Sebelum lulus, perempuan yang mempelajari studi gender ini mendapatkan hibah sebesar $10.000 atau lebih dari Rp140 juta yang digunakannya untuk mendirikan kios cuci kilogram di Depok yang dikelola oleh komunitas transgender.

Dukungan dari keluarga

Prestasi gemilangnya tak lepas dari dukungan keluarga, terutama ketiga anaknya yang sudah mandiri sejak kecil, sehingga bisa fokus belajar.

Nia English memakai toga saat wisuda di Hood College pada Mei 2021. (Foto: Courtesy Nia English)

Nia English memakai toga saat wisuda di Hood College pada Mei 2021. (Foto: Courtesy Nia English)

“Yang terpenting niat yang kuat dan manajemen waktu. Tentu juga mendelegasikan tugas ke anak, jadi kita juga mengajari anak-anak, sepulang sekolah ini dan itu harus dilakukan. Jadi manfaatnya bukan hanya untuk saya saja,” kata Nia.

Dukungan keluarga juga menjadi faktor penting dalam perjalanan akademis Dya Halma, diaspora Indonesia di Bethesda, negara bagian Maryland. Ibu satu anak ini saat ini sedang menjalani program Master of Business Administration di American University, Washington DC.

“Untuk saat ini, selama kuliah, saya membagi tugas saya (dengan suami) hampir sama,” kata Dya . VOA. “Yang membersihkan suami, saya lebih merawat anak-anak.”

Dya Halma menghadiri kuliah online dari rumahnya di Bethesda, Maryland.  (Foto: Istimewa Dya Halma)

Dya Halma menghadiri kuliah online dari rumahnya di Bethesda, Maryland. (Foto: Istimewa Dya Halma)

Anak Menjadi Motivator Terbesar

Mantan manajer program di museum ini berhenti dari pekerjaannya untuk fokus belajar dan merawat anak-anaknya. Dia mengatakan anak balitanya adalah kekuatan pendorongnya untuk belajar.

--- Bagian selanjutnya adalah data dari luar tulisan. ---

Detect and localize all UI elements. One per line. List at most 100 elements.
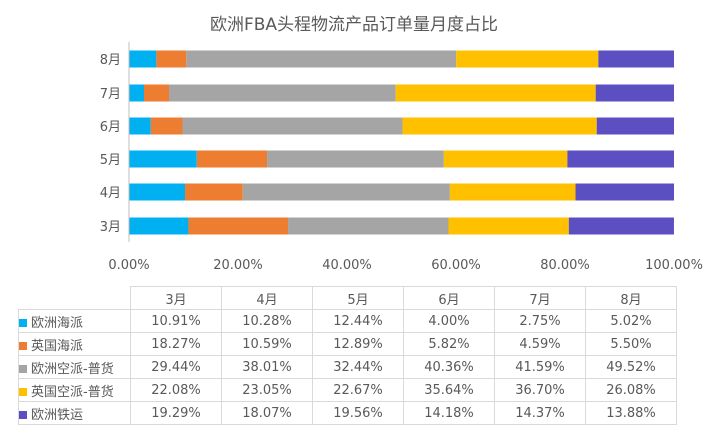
bar-segment xyxy=(567,150,674,168)
bar-segment xyxy=(129,183,186,201)
table-cell: 41.59% xyxy=(494,355,586,379)
bar-segment xyxy=(288,217,449,235)
bar-segment xyxy=(568,217,674,235)
legend-entry: 欧洲海派 xyxy=(18,309,131,333)
table-cell: 10.28% xyxy=(221,309,313,333)
table-cell: 14.37% xyxy=(494,401,586,425)
table-header-row: 3月 4月 5月 6月 7月 8月 xyxy=(18,286,677,310)
x-tick-label: 0.00% xyxy=(108,258,149,273)
table-cell: 5.02% xyxy=(585,309,677,333)
table-cell: 5.82% xyxy=(403,332,495,356)
bar-segment xyxy=(188,217,289,235)
table-cell: 18.27% xyxy=(130,332,222,356)
legend-swatch xyxy=(19,387,27,396)
y-tick-label: 8月 xyxy=(100,53,121,68)
legend-swatch xyxy=(19,341,27,350)
legend-entry: 欧洲铁运 xyxy=(18,401,131,425)
bar-segment xyxy=(143,84,170,102)
series-name: 欧洲铁运 xyxy=(31,407,84,423)
table-cell: 12.89% xyxy=(312,332,404,356)
table-cell: 40.36% xyxy=(403,355,495,379)
bar-segment xyxy=(129,50,157,68)
table-cell: 10.91% xyxy=(130,309,222,333)
bar-segment xyxy=(186,50,457,68)
table-cell: 36.70% xyxy=(494,378,586,402)
table-column-header: 7月 xyxy=(494,286,586,310)
table-cell: 22.67% xyxy=(312,378,404,402)
bar-segment xyxy=(448,217,569,235)
bar-segment xyxy=(595,84,674,102)
bar-segment xyxy=(267,150,444,168)
bar-segment xyxy=(456,50,599,68)
x-tick-label: 40.00% xyxy=(322,258,372,273)
bar-segment xyxy=(596,117,674,135)
stacked-bar-chart: 3月 4月 5月 6月 7月 8月 0.00% 20.00% 40.00% 60.00% 80.00… xyxy=(100,42,703,273)
bar-segment xyxy=(129,117,151,135)
data-table: 3月 4月 5月 6月 7月 8月 欧洲海派 10.91% 10.28% 12.44% 4.00%… xyxy=(18,286,677,425)
table-cell: 29.44% xyxy=(130,355,222,379)
table-body: 欧洲海派 10.91% 10.28% 12.44% 4.00% 2.75% 5.02% 英国海… xyxy=(18,309,677,425)
table-column-header: 5月 xyxy=(312,286,404,310)
table-cell: 32.44% xyxy=(312,355,404,379)
table-cell: 19.29% xyxy=(130,401,222,425)
y-tick-label: 3月 xyxy=(100,220,121,235)
table-cell: 38.01% xyxy=(221,355,313,379)
bar-segment xyxy=(242,183,450,201)
bar-segment xyxy=(150,117,183,135)
legend-entry: 英国海派 xyxy=(18,332,131,356)
table-cell: 49.52% xyxy=(585,355,677,379)
table-row: 欧洲空派-普货 29.44% 38.01% 32.44% 40.36% 41.59% 49.… xyxy=(18,355,677,379)
bar-segment xyxy=(129,150,197,168)
bar-segment xyxy=(443,150,568,168)
table-cell: 5.50% xyxy=(585,332,677,356)
bar-segment xyxy=(182,117,403,135)
table-row: 欧洲海派 10.91% 10.28% 12.44% 4.00% 2.75% 5.02% xyxy=(18,309,677,333)
table-cell: 26.08% xyxy=(585,378,677,402)
table-column-header: 8月 xyxy=(585,286,677,310)
chart-title: 欧洲FBA头程物流产品订单量月度占比 xyxy=(209,15,499,35)
table-cell: 13.88% xyxy=(585,401,677,425)
bar-segment xyxy=(129,84,144,102)
legend-swatch xyxy=(19,364,27,373)
table-cell: 22.08% xyxy=(130,378,222,402)
table-cell: 18.07% xyxy=(221,401,313,425)
table-cell: 23.05% xyxy=(221,378,313,402)
y-tick-label: 7月 xyxy=(100,87,121,102)
table-row: 英国空派-普货 22.08% 23.05% 22.67% 35.64% 36.70% 26.… xyxy=(18,378,677,402)
table-cell: 4.00% xyxy=(403,309,495,333)
x-tick-label: 100.00% xyxy=(645,258,703,273)
series-name: 英国空派-普货 xyxy=(31,384,114,400)
x-tick-label: 60.00% xyxy=(431,258,481,273)
x-tick-label: 80.00% xyxy=(540,258,590,273)
table-cell: 12.44% xyxy=(312,309,404,333)
bar-segment xyxy=(449,183,576,201)
series-name: 欧洲海派 xyxy=(31,315,84,331)
table-cell: 10.59% xyxy=(221,332,313,356)
bar-segment xyxy=(395,84,596,102)
bar-segment xyxy=(196,150,268,168)
table-cell: 2.75% xyxy=(494,309,586,333)
series-name: 英国海派 xyxy=(31,338,84,354)
table-cell: 35.64% xyxy=(403,378,495,402)
table-column-header: 6月 xyxy=(403,286,495,310)
y-tick-label: 4月 xyxy=(100,186,121,201)
bar-segment xyxy=(598,50,674,68)
legend-swatch xyxy=(19,410,27,419)
bar-segment xyxy=(169,84,396,102)
bar-segment xyxy=(129,217,189,235)
legend-entry: 英国空派-普货 xyxy=(18,378,131,402)
table-cell: 19.56% xyxy=(312,401,404,425)
table-row: 英国海派 18.27% 10.59% 12.89% 5.82% 4.59% 5.50% xyxy=(18,332,677,356)
table-corner-cell xyxy=(18,286,131,310)
table-cell: 4.59% xyxy=(494,332,586,356)
legend-swatch xyxy=(19,318,27,327)
table-cell: 14.18% xyxy=(403,401,495,425)
legend-entry: 欧洲空派-普货 xyxy=(18,355,131,379)
y-tick-label: 5月 xyxy=(100,153,121,168)
bar-segment xyxy=(185,183,243,201)
table-row: 欧洲铁运 19.29% 18.07% 19.56% 14.18% 14.37% 13.88% xyxy=(18,401,677,425)
bar-segment xyxy=(402,117,597,135)
bar-segment xyxy=(575,183,674,201)
table-column-header: 3月 xyxy=(130,286,222,310)
series-name: 欧洲空派-普货 xyxy=(31,361,114,377)
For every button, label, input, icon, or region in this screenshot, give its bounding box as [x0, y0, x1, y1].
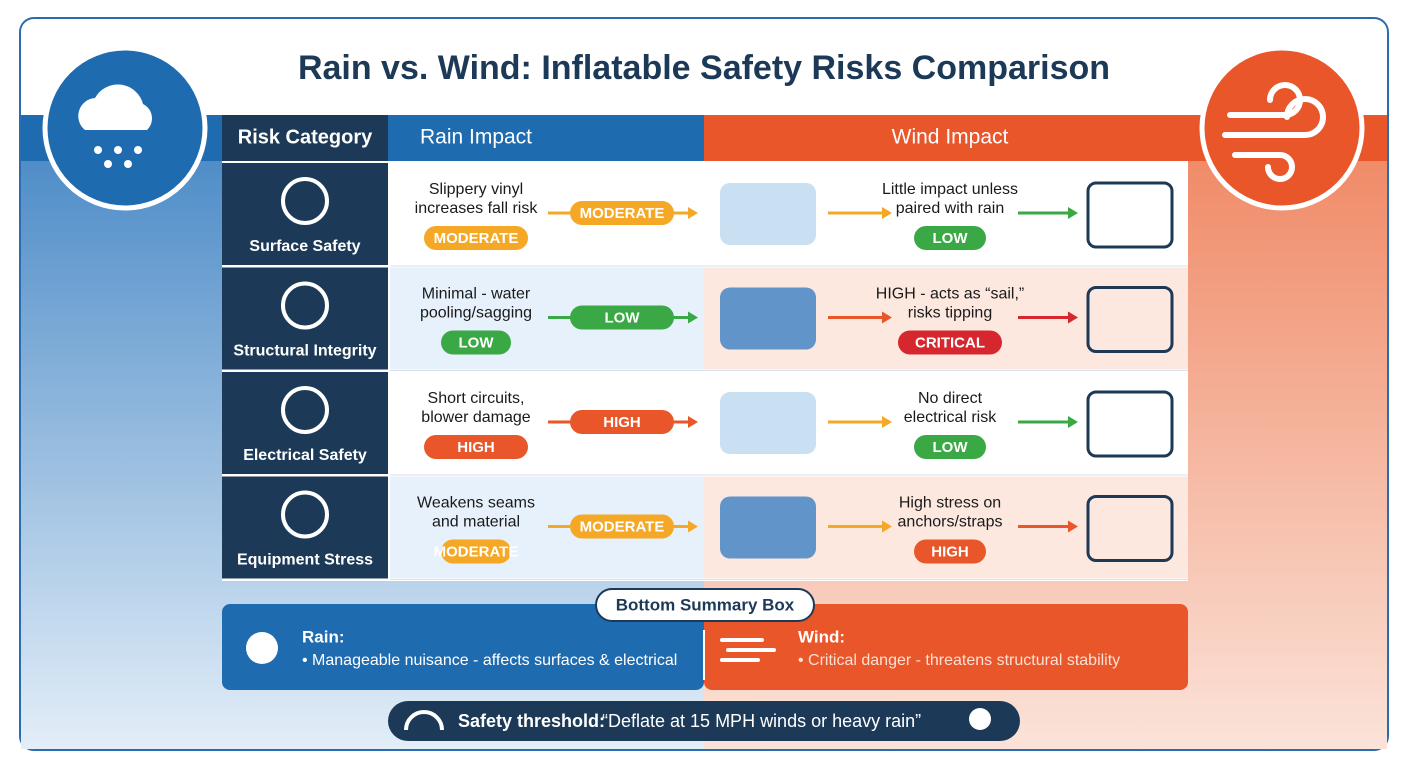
- arrow-head: [882, 520, 892, 533]
- wind-level: [914, 539, 986, 564]
- arrow-head: [1068, 520, 1078, 533]
- summary-wind-text: • Critical danger - threatens structural…: [798, 652, 1120, 669]
- threshold-label: Safety threshold:: [458, 711, 605, 731]
- category: Electrical Safety: [243, 447, 367, 464]
- category-icon: [281, 281, 329, 330]
- category-icon: [281, 177, 329, 225]
- column-header: Wind Impact: [892, 126, 1009, 149]
- rain-text: blower damage: [421, 409, 531, 426]
- rain-level-text: HIGH: [457, 439, 495, 456]
- arrow-head: [1068, 311, 1078, 324]
- summary-rain: [222, 604, 704, 690]
- arrow-head: [688, 207, 698, 219]
- summary-wind-icon: [720, 638, 776, 662]
- rain-level: [424, 226, 528, 250]
- wind-text: No direct: [918, 390, 983, 407]
- category: Surface Safety: [249, 238, 360, 255]
- arrow-head: [882, 311, 892, 324]
- wind-illustration: [1086, 495, 1174, 562]
- rain-text: Minimal - water: [422, 286, 531, 303]
- cloud: [78, 84, 152, 130]
- wind-level: [898, 330, 1002, 355]
- wind-text: High stress on: [899, 495, 1001, 512]
- drops: [94, 146, 142, 168]
- arrow-head: [688, 416, 698, 428]
- threshold-pill: [388, 701, 1020, 741]
- rain-arrow-label-text: HIGH: [603, 414, 641, 431]
- summary-wind-title: Wind:: [798, 627, 845, 646]
- wind-text: paired with rain: [896, 200, 1005, 217]
- rain-arrow-label-text: LOW: [605, 309, 641, 326]
- category-icon: [281, 490, 329, 539]
- arrow-head: [882, 416, 892, 428]
- summary-rain-title: Rain:: [302, 627, 345, 646]
- category-icon: [281, 386, 329, 434]
- wind-level: [914, 226, 986, 250]
- rain-text: pooling/sagging: [420, 305, 532, 322]
- wind-level-text: LOW: [933, 439, 969, 456]
- rain-illustration: [720, 496, 816, 559]
- rain-illustration: [720, 183, 816, 245]
- arrow-head: [688, 520, 698, 533]
- rain-text: increases fall risk: [415, 200, 539, 217]
- wind-text: anchors/straps: [898, 514, 1003, 531]
- arrow-head: [882, 207, 892, 219]
- summary-label: Bottom Summary Box: [616, 595, 795, 614]
- rain-arrow-label: [570, 305, 674, 330]
- wind-illustration: [1086, 181, 1174, 249]
- wind-level-text: HIGH: [931, 543, 969, 560]
- threshold-text: “Deflate at 15 MPH winds or heavy rain”: [602, 711, 921, 731]
- wind-icon: [1199, 45, 1365, 211]
- summary-rain-icon: [246, 632, 278, 664]
- summary-wind: [704, 604, 1188, 690]
- summary-label-pill: [595, 588, 815, 622]
- rain-text: Slippery vinyl: [429, 181, 523, 198]
- wind-level-text: CRITICAL: [915, 334, 985, 351]
- wind-illustration: [1086, 390, 1174, 458]
- category: Equipment Stress: [237, 552, 373, 569]
- rain-arrow-label: [570, 201, 674, 225]
- rain-level: [441, 539, 511, 564]
- rain-level-text: MODERATE: [434, 543, 519, 560]
- rain-arrow-label: [570, 410, 674, 434]
- rain-level: [424, 435, 528, 459]
- gauge-icon: [404, 710, 444, 731]
- wind-level-text: LOW: [933, 230, 969, 247]
- wind-text: Little impact unless: [882, 181, 1018, 198]
- arrow-head: [688, 311, 698, 324]
- rain-arrow-label-text: MODERATE: [580, 518, 665, 535]
- rain-level: [441, 330, 511, 355]
- category-header: [222, 115, 388, 161]
- rain-illustration: [720, 287, 816, 350]
- summary-rain-text: • Manageable nuisance - affects surfaces…: [302, 652, 677, 669]
- rain-text: Short circuits,: [428, 390, 525, 407]
- rain-arrow-label-text: MODERATE: [580, 205, 665, 222]
- column-header: Rain Impact: [420, 126, 532, 149]
- rain-level-text: LOW: [459, 334, 495, 351]
- rain-text: Weakens seams: [417, 495, 535, 512]
- column-header: Risk Category: [238, 126, 373, 148]
- rain-level-text: MODERATE: [434, 230, 519, 247]
- title: Rain vs. Wind: Inflatable Safety Risks C…: [298, 49, 1110, 87]
- category: Structural Integrity: [233, 343, 376, 360]
- wind-lines: [1222, 82, 1326, 182]
- threshold-rain-icon: [969, 708, 991, 730]
- wind-text: electrical risk: [904, 409, 997, 426]
- wind-illustration: [1086, 286, 1174, 353]
- arrow-head: [1068, 416, 1078, 428]
- rain-text: and material: [432, 514, 520, 531]
- wind-text: HIGH - acts as “sail,”: [876, 286, 1024, 303]
- wind-level: [914, 435, 986, 459]
- arrow-head: [1068, 207, 1078, 219]
- wind-text: risks tipping: [908, 305, 992, 322]
- rain-arrow-label: [570, 514, 674, 539]
- rain-illustration: [720, 392, 816, 454]
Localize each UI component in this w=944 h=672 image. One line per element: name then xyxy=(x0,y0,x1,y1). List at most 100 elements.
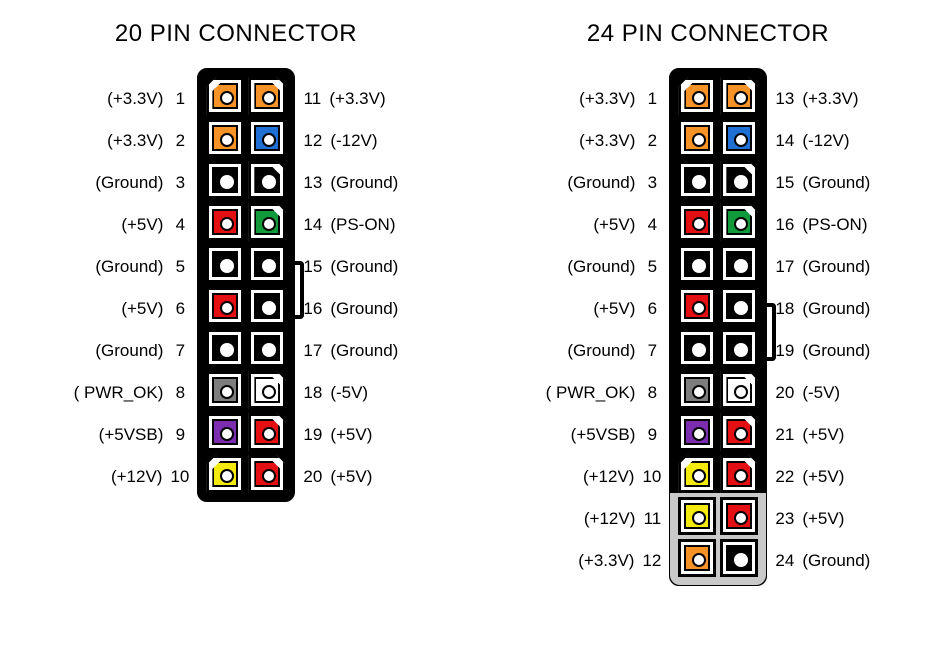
pin-number: 20 xyxy=(775,383,794,403)
pin-number: 6 xyxy=(643,299,661,319)
pin-fill xyxy=(726,503,752,529)
pin-9 xyxy=(206,413,244,451)
connector-row: (+3.3V)1(+3.3V)2(Ground)3(+5V)4(Ground)5… xyxy=(74,68,399,502)
pin-17 xyxy=(720,245,758,283)
pin-hole xyxy=(734,133,748,147)
pin-6 xyxy=(678,287,716,325)
pin-column-right xyxy=(248,77,286,493)
pin-hole xyxy=(262,343,276,357)
pin-5 xyxy=(206,245,244,283)
pin-19 xyxy=(248,413,286,451)
connector-20pin: 20 PIN CONNECTOR(+3.3V)1(+3.3V)2(Ground)… xyxy=(74,20,399,586)
pin-fill xyxy=(726,293,752,319)
pin-label: 15(Ground) xyxy=(775,162,870,204)
pin-fill xyxy=(684,545,710,571)
signal-name: (+5V) xyxy=(330,467,372,487)
pin-fill xyxy=(212,293,238,319)
pin-hole xyxy=(262,301,276,315)
pin-column-left xyxy=(206,77,244,493)
pin-fill xyxy=(684,377,710,403)
pin-hole xyxy=(734,511,748,525)
pin-hole xyxy=(692,469,706,483)
pin-hole xyxy=(692,175,706,189)
pin-number: 4 xyxy=(171,215,189,235)
pin-label: 15(Ground) xyxy=(303,246,398,288)
pin-label: (+12V) 11 xyxy=(584,498,662,540)
pin-fill xyxy=(212,419,238,445)
signal-name: (Ground) xyxy=(330,341,398,361)
pin-label: (Ground)7 xyxy=(567,330,661,372)
pin-fill xyxy=(254,167,280,193)
pin-label: (+3.3V)2 xyxy=(107,120,189,162)
pin-label: (+12V)10 xyxy=(111,456,189,498)
signal-name: (Ground) xyxy=(802,299,870,319)
pin-number: 17 xyxy=(775,257,794,277)
pin-label: 17(Ground) xyxy=(775,246,870,288)
pin-number: 13 xyxy=(775,89,794,109)
signal-name: (+12V) xyxy=(584,509,636,529)
signal-name: (Ground) xyxy=(330,257,398,277)
signal-name: (+5VSB) xyxy=(571,425,636,445)
signal-name: (+5V) xyxy=(802,467,844,487)
pin-fill xyxy=(212,251,238,277)
pin-hole xyxy=(220,133,234,147)
pin-label: 13(Ground) xyxy=(303,162,398,204)
pin-hole xyxy=(734,343,748,357)
pin-fill xyxy=(726,125,752,151)
pin-column-left xyxy=(678,77,716,577)
pin-fill xyxy=(254,83,280,109)
pin-hole xyxy=(220,91,234,105)
pin-hole xyxy=(734,175,748,189)
pin-fill xyxy=(254,419,280,445)
pin-label: 13 (+3.3V) xyxy=(775,78,858,120)
pin-label: 22(+5V) xyxy=(775,456,844,498)
pin-7 xyxy=(678,329,716,367)
pin-label: ( PWR_OK)8 xyxy=(546,372,662,414)
pin-fill xyxy=(212,335,238,361)
pin-20 xyxy=(248,455,286,493)
pin-fill xyxy=(254,125,280,151)
pin-16 xyxy=(720,203,758,241)
pin-hole xyxy=(734,217,748,231)
pin-hole xyxy=(220,343,234,357)
signal-name: (+5V) xyxy=(593,299,635,319)
pin-number: 23 xyxy=(775,509,794,529)
pin-2 xyxy=(206,119,244,157)
pin-hole xyxy=(692,259,706,273)
pin-hole xyxy=(692,343,706,357)
pin-number: 13 xyxy=(303,173,322,193)
pin-number: 11 xyxy=(643,509,661,529)
pin-fill xyxy=(684,125,710,151)
connector-title: 24 PIN CONNECTOR xyxy=(587,20,829,48)
pin-hole xyxy=(220,175,234,189)
pin-hole xyxy=(734,259,748,273)
pin-number: 12 xyxy=(642,551,661,571)
pin-1 xyxy=(206,77,244,115)
pin-10 xyxy=(206,455,244,493)
pin-fill xyxy=(726,167,752,193)
pin-hole xyxy=(262,259,276,273)
pin-number: 3 xyxy=(643,173,661,193)
signal-name: (+3.3V) xyxy=(802,89,858,109)
signal-name: (Ground) xyxy=(95,173,163,193)
pin-15 xyxy=(720,161,758,199)
signal-name: (Ground) xyxy=(95,257,163,277)
pin-fill xyxy=(684,83,710,109)
pin-hole xyxy=(262,133,276,147)
pin-label: (Ground)5 xyxy=(567,246,661,288)
pin-label: 21(+5V) xyxy=(775,414,844,456)
latch-icon xyxy=(290,261,304,319)
pin-number: 15 xyxy=(775,173,794,193)
pin-number: 6 xyxy=(171,299,189,319)
pin-hole xyxy=(262,427,276,441)
pin-fill xyxy=(684,209,710,235)
pin-number: 20 xyxy=(303,467,322,487)
pin-fill xyxy=(726,335,752,361)
pin-label: (Ground)3 xyxy=(95,162,189,204)
pin-number: 8 xyxy=(171,383,189,403)
pin-hole xyxy=(692,553,706,567)
pin-fill xyxy=(254,293,280,319)
pin-hole xyxy=(692,385,706,399)
signal-name: (+5V) xyxy=(593,215,635,235)
pin-fill xyxy=(212,209,238,235)
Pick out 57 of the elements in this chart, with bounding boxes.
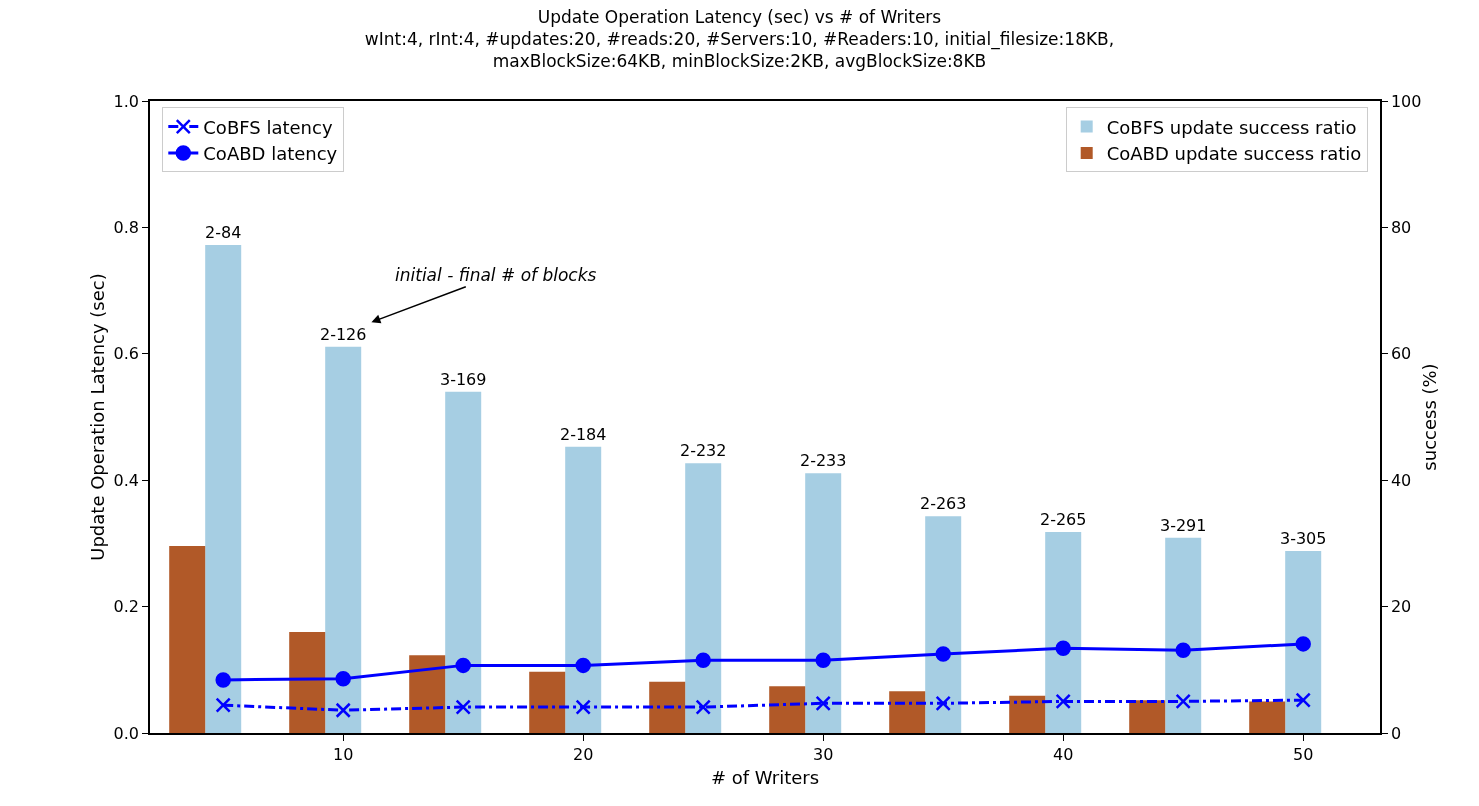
x-tick-label: 50 [1293, 744, 1314, 764]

“Bagi saya, motivasi terbesar adalah ingin menjadi panutan bagi anak-anak saya, saya ingin menunjukkan bahwa ‘hei mama bisa seperti ini’ dan saya ingin menjadi wanita mandiri,” kata wanita berusia 33 tahun itu.

Dya mengatakan, setelah program berakhir pada September tahun depan, pihaknya berencana kembali bekerja. Sementara itu, Nia mengatakan akan melanjutkan ke jenjang pasca sarjana.

Dya Halma bersama suami dan putranya di halaman rumahnya di Bethesda, Maryland.  (Foto: Istimewa Dya Halma)

Dya Halma bersama suami dan putranya di halaman rumahnya di Bethesda, Maryland. (Foto: Istimewa Dya Halma)

Pengembangan diri

Kedua wanita ini telah membuktikan bahwa menjadi seorang ibu bukanlah halangan untuk terus meningkatkan potensinya.

“Meski bukan kampus pilihan, saya rasa setiap perempuan dalam fase kehidupan apapun perlu dirangsang dan dikembangkan sendiri,” kata Dya.

Baik itu kuliah atau kursus, yang paling penting adalah “kemauan yang kuat dan manajemen waktu,” kata Nia. Usia bukanlah penghalang, karena “tidak ada kata terlambat untuk belajar”, ​​tutupnya. [vm/nr]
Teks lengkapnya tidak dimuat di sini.